Rural parents indicate they have fewer good options for schools, but also view charter schools less favorably.
Nearly half of rural parents indicate they have access to only one or no good schools for their children. This compares to over two-thirds of urban and suburban parents who report having at least a few good options. But at the same time, rural parents are much less supportive of an expanding charter sector, the most common public school choice option. Rural parents view opening more charter schools as a low priority, are less likely to believe charter schools provide good options for low-income families, and are more likely to believe that charter schools divert resources from traditional public schools.
The lack of options for rural parents reflects the reality of many rural communities where sparse populations mean that a critical mass of students needed to support multiple schools just doesn’t exist. And the relative scarcity of charter schools in rural settings may also color perceptions. There are simply few rural charters to highlight at all, much less highly successful ones. And where district schools play a central role in the social fabric and economy of rural places, this lack of positive experience may exacerbate perceptions of charters as unwelcome interlopers.
Rural parents attribute success in school to students, but believe that schools are ultimately responsible for preventing failure.
More than urban and suburban parents, rural parents credit students themselves (versus families) when they are successful in school. At the same time, more rural parents believe that schools bear the responsibility for ensuring that low income students don’t fall behind. These attitudes contrast with the perceptions of urban parents, who were less likely to cite schools as primarily responsible for ensuring that low-income kids keep up and more often looked to families to play that role.

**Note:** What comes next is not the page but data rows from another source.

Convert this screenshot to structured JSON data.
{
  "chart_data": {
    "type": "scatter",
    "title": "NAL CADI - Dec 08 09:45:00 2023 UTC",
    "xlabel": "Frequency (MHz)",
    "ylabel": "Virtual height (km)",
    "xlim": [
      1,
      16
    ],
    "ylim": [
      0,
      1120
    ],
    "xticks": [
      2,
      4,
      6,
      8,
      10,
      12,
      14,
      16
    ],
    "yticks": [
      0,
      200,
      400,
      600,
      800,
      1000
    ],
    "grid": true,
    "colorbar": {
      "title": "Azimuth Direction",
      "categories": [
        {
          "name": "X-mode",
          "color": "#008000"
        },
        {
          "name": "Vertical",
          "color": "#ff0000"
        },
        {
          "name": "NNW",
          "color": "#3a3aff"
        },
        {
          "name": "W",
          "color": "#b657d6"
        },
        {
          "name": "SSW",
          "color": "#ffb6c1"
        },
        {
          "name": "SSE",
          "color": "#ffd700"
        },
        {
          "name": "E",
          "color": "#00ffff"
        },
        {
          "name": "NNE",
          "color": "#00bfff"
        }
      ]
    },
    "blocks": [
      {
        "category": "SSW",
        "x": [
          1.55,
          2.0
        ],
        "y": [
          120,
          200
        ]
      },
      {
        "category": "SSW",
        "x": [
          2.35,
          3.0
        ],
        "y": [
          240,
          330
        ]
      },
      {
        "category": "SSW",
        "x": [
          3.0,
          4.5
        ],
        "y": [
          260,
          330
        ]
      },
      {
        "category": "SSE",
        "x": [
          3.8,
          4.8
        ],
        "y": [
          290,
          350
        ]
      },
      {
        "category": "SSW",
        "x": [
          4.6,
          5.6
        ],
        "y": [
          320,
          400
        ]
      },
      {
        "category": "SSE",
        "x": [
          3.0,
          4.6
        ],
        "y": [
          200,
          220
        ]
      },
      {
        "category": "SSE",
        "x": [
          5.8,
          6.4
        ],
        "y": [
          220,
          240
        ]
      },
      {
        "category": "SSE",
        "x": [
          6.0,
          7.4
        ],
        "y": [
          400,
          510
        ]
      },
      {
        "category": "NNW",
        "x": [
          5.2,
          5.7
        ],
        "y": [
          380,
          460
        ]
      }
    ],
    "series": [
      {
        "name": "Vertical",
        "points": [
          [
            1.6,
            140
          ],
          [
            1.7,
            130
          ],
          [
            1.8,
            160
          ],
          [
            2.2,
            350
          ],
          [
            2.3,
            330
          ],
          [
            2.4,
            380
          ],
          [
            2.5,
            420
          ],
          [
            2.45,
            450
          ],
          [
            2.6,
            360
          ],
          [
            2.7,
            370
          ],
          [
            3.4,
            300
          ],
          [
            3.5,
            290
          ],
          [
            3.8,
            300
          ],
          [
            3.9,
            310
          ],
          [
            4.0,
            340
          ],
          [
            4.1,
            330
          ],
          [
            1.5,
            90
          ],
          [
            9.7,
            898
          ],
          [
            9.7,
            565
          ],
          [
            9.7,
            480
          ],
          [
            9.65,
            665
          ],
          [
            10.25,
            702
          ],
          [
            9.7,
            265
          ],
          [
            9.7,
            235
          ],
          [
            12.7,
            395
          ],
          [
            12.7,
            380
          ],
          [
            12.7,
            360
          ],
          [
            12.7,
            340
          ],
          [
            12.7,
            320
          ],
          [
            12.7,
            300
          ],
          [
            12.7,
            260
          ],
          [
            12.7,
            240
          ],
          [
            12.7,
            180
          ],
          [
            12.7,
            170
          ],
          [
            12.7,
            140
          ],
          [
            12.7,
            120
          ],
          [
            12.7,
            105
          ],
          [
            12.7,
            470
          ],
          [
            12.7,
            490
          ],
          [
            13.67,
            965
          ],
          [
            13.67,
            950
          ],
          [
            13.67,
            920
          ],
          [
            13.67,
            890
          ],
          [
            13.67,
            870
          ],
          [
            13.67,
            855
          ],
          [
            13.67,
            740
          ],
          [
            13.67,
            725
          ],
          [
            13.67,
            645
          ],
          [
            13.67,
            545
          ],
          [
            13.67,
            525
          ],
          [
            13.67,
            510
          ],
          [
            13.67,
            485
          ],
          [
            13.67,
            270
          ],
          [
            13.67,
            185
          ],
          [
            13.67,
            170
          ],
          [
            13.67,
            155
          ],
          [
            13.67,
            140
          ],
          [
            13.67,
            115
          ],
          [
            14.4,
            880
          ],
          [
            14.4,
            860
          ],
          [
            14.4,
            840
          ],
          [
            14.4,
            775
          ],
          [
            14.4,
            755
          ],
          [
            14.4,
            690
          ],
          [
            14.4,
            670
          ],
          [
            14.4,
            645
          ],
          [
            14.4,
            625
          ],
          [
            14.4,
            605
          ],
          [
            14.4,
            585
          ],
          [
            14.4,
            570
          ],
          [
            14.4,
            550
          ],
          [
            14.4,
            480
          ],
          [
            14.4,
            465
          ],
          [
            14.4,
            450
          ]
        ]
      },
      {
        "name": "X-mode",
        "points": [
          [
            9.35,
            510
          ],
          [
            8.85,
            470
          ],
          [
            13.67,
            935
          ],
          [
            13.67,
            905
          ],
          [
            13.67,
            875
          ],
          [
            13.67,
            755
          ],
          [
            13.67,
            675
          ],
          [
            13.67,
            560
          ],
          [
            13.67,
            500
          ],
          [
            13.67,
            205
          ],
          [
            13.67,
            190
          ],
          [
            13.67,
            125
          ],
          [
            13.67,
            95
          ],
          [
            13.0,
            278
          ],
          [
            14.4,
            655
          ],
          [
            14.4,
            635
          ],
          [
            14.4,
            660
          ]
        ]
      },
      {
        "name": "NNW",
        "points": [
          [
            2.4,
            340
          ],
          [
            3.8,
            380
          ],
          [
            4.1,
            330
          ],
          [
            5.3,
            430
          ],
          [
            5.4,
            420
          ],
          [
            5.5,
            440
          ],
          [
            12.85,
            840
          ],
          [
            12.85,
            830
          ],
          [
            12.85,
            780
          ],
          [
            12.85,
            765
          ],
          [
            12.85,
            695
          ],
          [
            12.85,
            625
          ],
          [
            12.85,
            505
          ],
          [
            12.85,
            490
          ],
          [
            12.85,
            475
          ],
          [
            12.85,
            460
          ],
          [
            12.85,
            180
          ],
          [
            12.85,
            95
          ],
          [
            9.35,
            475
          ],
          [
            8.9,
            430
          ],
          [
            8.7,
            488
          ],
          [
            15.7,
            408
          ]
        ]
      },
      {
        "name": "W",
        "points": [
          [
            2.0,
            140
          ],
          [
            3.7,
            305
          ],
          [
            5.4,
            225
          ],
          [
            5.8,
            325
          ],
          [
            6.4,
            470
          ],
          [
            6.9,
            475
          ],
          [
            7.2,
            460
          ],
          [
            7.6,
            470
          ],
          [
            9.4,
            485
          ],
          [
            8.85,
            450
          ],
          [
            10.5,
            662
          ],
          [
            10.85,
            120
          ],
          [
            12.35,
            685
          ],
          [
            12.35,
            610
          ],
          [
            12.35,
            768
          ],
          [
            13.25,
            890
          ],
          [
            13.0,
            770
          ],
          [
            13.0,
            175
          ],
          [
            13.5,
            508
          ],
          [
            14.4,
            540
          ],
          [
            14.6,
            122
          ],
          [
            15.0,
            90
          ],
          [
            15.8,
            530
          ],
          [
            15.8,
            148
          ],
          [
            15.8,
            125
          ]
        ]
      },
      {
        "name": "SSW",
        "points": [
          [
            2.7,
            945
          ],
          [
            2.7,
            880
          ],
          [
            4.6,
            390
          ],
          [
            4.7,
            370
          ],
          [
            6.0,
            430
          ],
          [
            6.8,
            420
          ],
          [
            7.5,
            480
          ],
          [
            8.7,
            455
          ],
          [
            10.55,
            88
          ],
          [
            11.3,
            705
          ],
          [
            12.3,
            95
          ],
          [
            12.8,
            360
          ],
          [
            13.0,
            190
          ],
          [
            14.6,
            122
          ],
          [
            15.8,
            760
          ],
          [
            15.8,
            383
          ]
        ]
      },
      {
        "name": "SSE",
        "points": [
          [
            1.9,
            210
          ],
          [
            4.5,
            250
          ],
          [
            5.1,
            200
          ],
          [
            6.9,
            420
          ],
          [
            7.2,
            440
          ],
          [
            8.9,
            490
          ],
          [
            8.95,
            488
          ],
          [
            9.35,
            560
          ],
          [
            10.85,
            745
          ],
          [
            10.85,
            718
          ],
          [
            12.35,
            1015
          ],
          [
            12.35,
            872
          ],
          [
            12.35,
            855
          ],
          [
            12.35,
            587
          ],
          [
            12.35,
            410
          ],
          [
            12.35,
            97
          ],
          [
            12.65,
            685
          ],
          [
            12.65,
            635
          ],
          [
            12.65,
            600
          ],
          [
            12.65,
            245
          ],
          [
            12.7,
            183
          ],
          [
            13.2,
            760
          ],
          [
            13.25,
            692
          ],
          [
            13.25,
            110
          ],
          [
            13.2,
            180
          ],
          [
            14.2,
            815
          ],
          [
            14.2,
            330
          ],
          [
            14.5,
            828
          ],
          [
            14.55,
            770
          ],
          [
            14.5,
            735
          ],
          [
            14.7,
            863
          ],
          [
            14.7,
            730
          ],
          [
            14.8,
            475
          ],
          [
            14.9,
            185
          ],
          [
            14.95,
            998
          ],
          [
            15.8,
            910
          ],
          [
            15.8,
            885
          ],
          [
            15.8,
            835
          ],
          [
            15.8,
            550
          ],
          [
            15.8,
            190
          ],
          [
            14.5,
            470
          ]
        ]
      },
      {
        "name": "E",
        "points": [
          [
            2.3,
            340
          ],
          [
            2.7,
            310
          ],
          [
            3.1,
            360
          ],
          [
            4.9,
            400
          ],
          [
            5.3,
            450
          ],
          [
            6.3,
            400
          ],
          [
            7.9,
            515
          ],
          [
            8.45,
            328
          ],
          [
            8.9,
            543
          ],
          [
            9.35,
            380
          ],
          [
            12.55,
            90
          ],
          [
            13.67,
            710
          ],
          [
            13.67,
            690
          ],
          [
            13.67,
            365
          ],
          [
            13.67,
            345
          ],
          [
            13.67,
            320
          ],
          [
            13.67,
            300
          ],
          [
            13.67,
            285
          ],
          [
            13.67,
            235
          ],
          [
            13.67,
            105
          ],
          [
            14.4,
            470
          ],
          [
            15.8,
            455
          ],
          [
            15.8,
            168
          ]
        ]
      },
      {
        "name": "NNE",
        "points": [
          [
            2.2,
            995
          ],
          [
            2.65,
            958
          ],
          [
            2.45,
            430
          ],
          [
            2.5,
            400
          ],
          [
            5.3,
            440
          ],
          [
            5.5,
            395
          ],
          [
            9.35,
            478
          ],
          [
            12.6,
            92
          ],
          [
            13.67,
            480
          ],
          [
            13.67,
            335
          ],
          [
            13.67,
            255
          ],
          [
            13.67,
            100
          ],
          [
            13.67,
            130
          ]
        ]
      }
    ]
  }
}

And only about 1 in 3 rural parents thinks standardized tests are fair or that they have a positive effect on the school system.
In contrast, the majority of urban parents view testing positively. So again, rural parents’ stronger views that education institutions serve as the safety net for at-risk students diverge from feelings about the structures in place (test-based accountability) to help ensure that the safety net works.
While rural schools face many of the same challenges as schools everywhere—lagging or stagnant achievement, poverty, poor post-secondary participation—education policy tends toward solutions built on an urban framework that may not translate well to rural communities.
So the disconnect between what rural parents believe about what schools can and should do and feelings about whether the current system actually does those things in their communities is not all that surprising. The challenge for policymakers is identifying the levers that work best for rural schools to deliver on the faith rural communities place in them.